My original thought was that parametric vs non-parametric statistics falls in a subcategory of inferential statistics, and that inferential statistics makes use of descriptive statistics. but some sources I read seem to say that you can have descriptive non-parametric stats.
Anyone can shed some light on this?
 A: The "parametric" part of "parametric statistics" refers to the fact that in parametric statistics you are assuming/inferring a (descriptive) statistic has a known distribution (e.g Normal distribution). For example, you may infer that the mean is normally distributed as the sample size increases. 
In non-parametric statistics, you are not making any assumptions about the distribution of the mean (or any other descriptive statistic). As an example, Chebyshev's inequality guarantees that no matter what the distribution, no more than 1/k^2 of the values can be greater than k standard deviations away from the mean.
The sticking point between parametric and non-parametric approaches is that you can do hypothesis testing quite easily if you go the parametric approach. The road is not as smooth if you go the non-parametric route. Which road you choose depends, in part, on how you view the validity of the Central Limit Theorem and convergence in general.
A: Here are some examples:
Descriptive Parametric: (I'm having trouble coming up with an example here. I guess the idea is that "descriptive" statistics, by nature, are non-parametric, hence they let us see the shape of the data prior to our making assumptions about it.)
Descriptive Non-Parametric: A histogram of the data.
Inferential Parametric: A first order ordinary least squares linear regression, which assumes a particular shape in the data (i.e. a linear fit) is an appropriate model.
Inferential Non-Parametric: Fitting the data using an ensemble of regression trees to develop a predictive model. The model does not make any assumptions about the shape of the data.
A: You can have any combination of nonparametric/parametric and descriptive/inferential.
In plain language:
Descriptive statistics describe a sample. 

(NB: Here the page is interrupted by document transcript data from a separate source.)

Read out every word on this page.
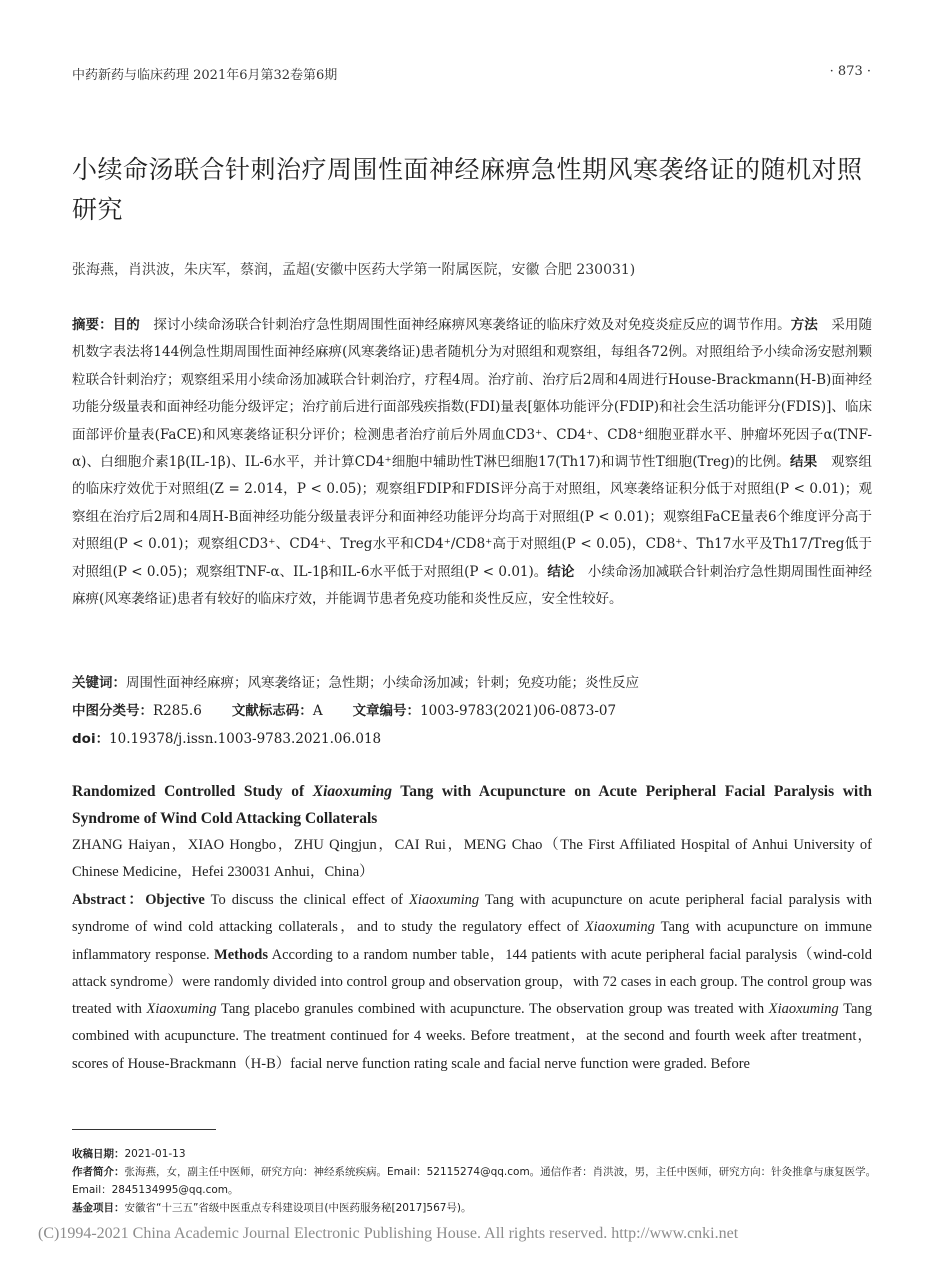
中药新药与临床药理 2021年6月第32卷第6期	· 873 ·
小续命汤联合针刺治疗周围性面神经麻痹急性期风寒袭络证的随机对照研究
张海燕，肖洪波，朱庆军，蔡润，孟超(安徽中医药大学第一附属医院，安徽 合肥 230031)
摘要：目的　探讨小续命汤联合针刺治疗急性期周围性面神经麻痹风寒袭络证的临床疗效及对免疫炎症反应的调节作用。方法　采用随机数字表法将144例急性期周围性面神经麻痹(风寒袭络证)患者随机分为对照组和观察组，每组各72例。对照组给予小续命汤安慰剂颗粒联合针刺治疗；观察组采用小续命汤加减联合针刺治疗，疗程4周。治疗前、治疗后2周和4周进行House-Brackmann(H-B)面神经功能分级量表和面神经功能分级评定；治疗前后进行面部残疾指数(FDI)量表[躯体功能评分(FDIP)和社会生活功能评分(FDIS)]、临床面部评价量表(FaCE)和风寒袭络证积分评价；检测患者治疗前后外周血CD3⁺、CD4⁺、CD8⁺细胞亚群水平、肿瘤坏死因子α(TNF-α)、白细胞介素1β(IL-1β)、IL-6水平，并计算CD4⁺细胞中辅助性T淋巴细胞17(Th17)和调节性T细胞(Treg)的比例。结果　观察组的临床疗效优于对照组(Z = 2.014，P < 0.05)；观察组FDIP和FDIS评分高于对照组，风寒袭络证积分低于对照组(P < 0.01)；观察组在治疗后2周和4周H-B面神经功能分级量表评分和面神经功能评分均高于对照组(P < 0.01)；观察组FaCE量表6个维度评分高于对照组(P < 0.01)；观察组CD3⁺、CD4⁺、Treg水平和CD4⁺/CD8⁺高于对照组(P < 0.05)，CD8⁺、Th17水平及Th17/Treg低于对照组(P < 0.05)；观察组TNF-α、IL-1β和IL-6水平低于对照组(P < 0.01)。结论　小续命汤加减联合针刺治疗急性期周围性面神经麻痹(风寒袭络证)患者有较好的临床疗效，并能调节患者免疫功能和炎性反应，安全性较好。
关键词：周围性面神经麻痹；风寒袭络证；急性期；小续命汤加减；针刺；免疫功能；炎性反应
中图分类号：R285.6 文献标志码：A 文章编号：1003-9783(2021)06-0873-07
doi：10.19378/j.issn.1003-9783.2021.06.018
Randomized Controlled Study of Xiaoxuming Tang with Acupuncture on Acute Peripheral Facial Paralysis with Syndrome of Wind Cold Attacking Collaterals
ZHANG Haiyan，XIAO Hongbo，ZHU Qingjun，CAI Rui，MENG Chao（The First Affiliated Hospital of Anhui University of Chinese Medicine，Hefei 230031 Anhui，China）
Abstract：Objective To discuss the clinical effect of Xiaoxuming Tang with acupuncture on acute peripheral facial paralysis with syndrome of wind cold attacking collaterals，and to study the regulatory effect of Xiaoxuming Tang with acupuncture on immune inflammatory response. Methods According to a random number table，144 patients with acute peripheral facial paralysis（wind-cold attack syndrome）were randomly divided into control group and observation group，with 72 cases in each group. The control group was treated with Xiaoxuming Tang placebo granules combined with acupuncture. The observation group was treated with Xiaoxuming Tang combined with acupuncture. The treatment continued for 4 weeks. Before treatment，at the second and fourth week after treatment，scores of House-Brackmann（H-B）facial nerve function rating scale and facial nerve function were graded. Before
收稿日期：2021-01-13
作者简介：张海燕，女，副主任中医师，研究方向：神经系统疾病。Email：52115274@qq.com。通信作者：肖洪波，男，主任中医师，研究方向：针灸推拿与康复医学。Email：2845134995@qq.com。
基金项目：安徽省“十三五”省级中医重点专科建设项目(中医药服务秘[2017]567号)。
(C)1994-2021 China Academic Journal Electronic Publishing House. All rights reserved. http://www.cnki.net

Inferential statistics infer from a sample to a population.
Nonparametric vs. parametric is trickier. See http://en.wikipedia.org/wiki/Non-parametric_statistics
B.S. Everitt, in Dictionary of Statistics, defines "parametric methods" as "procedures for testing hypotheses about parameters in a population described by a specified distributional form...." and contrast them with "distribution free methods". However, I think that if you estimated an OLS regression on a sample without making any inferences to a population, that would be a parametric descriptive statistic.